In the cold of late December at Edmonton’s Jackie Parker off-leash park, Tony Blais stopped to chat while playing fetch with his five-year-old German shepherd, Strider.

 “Dog parks are very important to me," he said to Alberta Prime Times. "They provide an opportunity to exercise Strider and have him socialize with other dogs.”

In Calgary, the owner of one dog-walking service says there are about 30 parks she uses regularly.

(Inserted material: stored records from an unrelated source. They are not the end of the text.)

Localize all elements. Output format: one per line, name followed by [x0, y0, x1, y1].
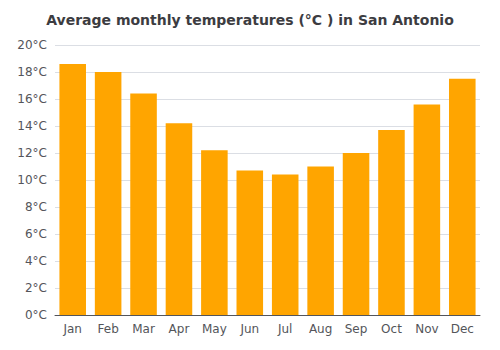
svg-text:8°C: 8°C: [25, 200, 47, 214]
svg-text:18°C: 18°C: [17, 65, 47, 79]
svg-text:4°C: 4°C: [25, 254, 47, 268]
svg-text:Feb: Feb: [98, 322, 119, 336]
svg-text:Jul: Jul: [277, 322, 292, 336]
svg-text:Aug: Aug: [309, 322, 332, 336]
svg-text:Average monthly temperatures (: Average monthly temperatures (°C ) in Sa…: [46, 12, 454, 28]
svg-text:Mar: Mar: [132, 322, 155, 336]
svg-text:16°C: 16°C: [17, 92, 47, 106]
svg-text:Sep: Sep: [345, 322, 368, 336]
svg-text:14°C: 14°C: [17, 119, 47, 133]
svg-text:2°C: 2°C: [25, 281, 47, 295]
svg-text:6°C: 6°C: [25, 227, 47, 241]
svg-text:Oct: Oct: [381, 322, 402, 336]
svg-text:20°C: 20°C: [17, 38, 47, 52]
svg-text:Jan: Jan: [62, 322, 82, 336]
svg-text:12°C: 12°C: [17, 146, 47, 160]
svg-text:0°C: 0°C: [25, 308, 47, 322]
svg-text:Jun: Jun: [239, 322, 259, 336]
svg-text:Apr: Apr: [169, 322, 190, 336]
svg-text:Dec: Dec: [451, 322, 474, 336]
svg-text:Nov: Nov: [415, 322, 438, 336]
svg-text:10°C: 10°C: [17, 173, 47, 187]
svg-text:May: May: [202, 322, 227, 336]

“We have some awesome parks in Calgary, but about 100 of them are too sloped or too close to busy traffic areas,” said Trish Way, owner /operator of Pooches in the Park.

A City of Calgary spokesperson says there has been an increased demand at the 157 off-leash parks (eight parks are fenced) since the start of the pandemic.

“The majority of feedback we receive is positive with the biggest compliment being that Calgarians are grateful to have so much space where their four-legged friends can be active and socialize with other dogs," said the City's Kaila Lagran.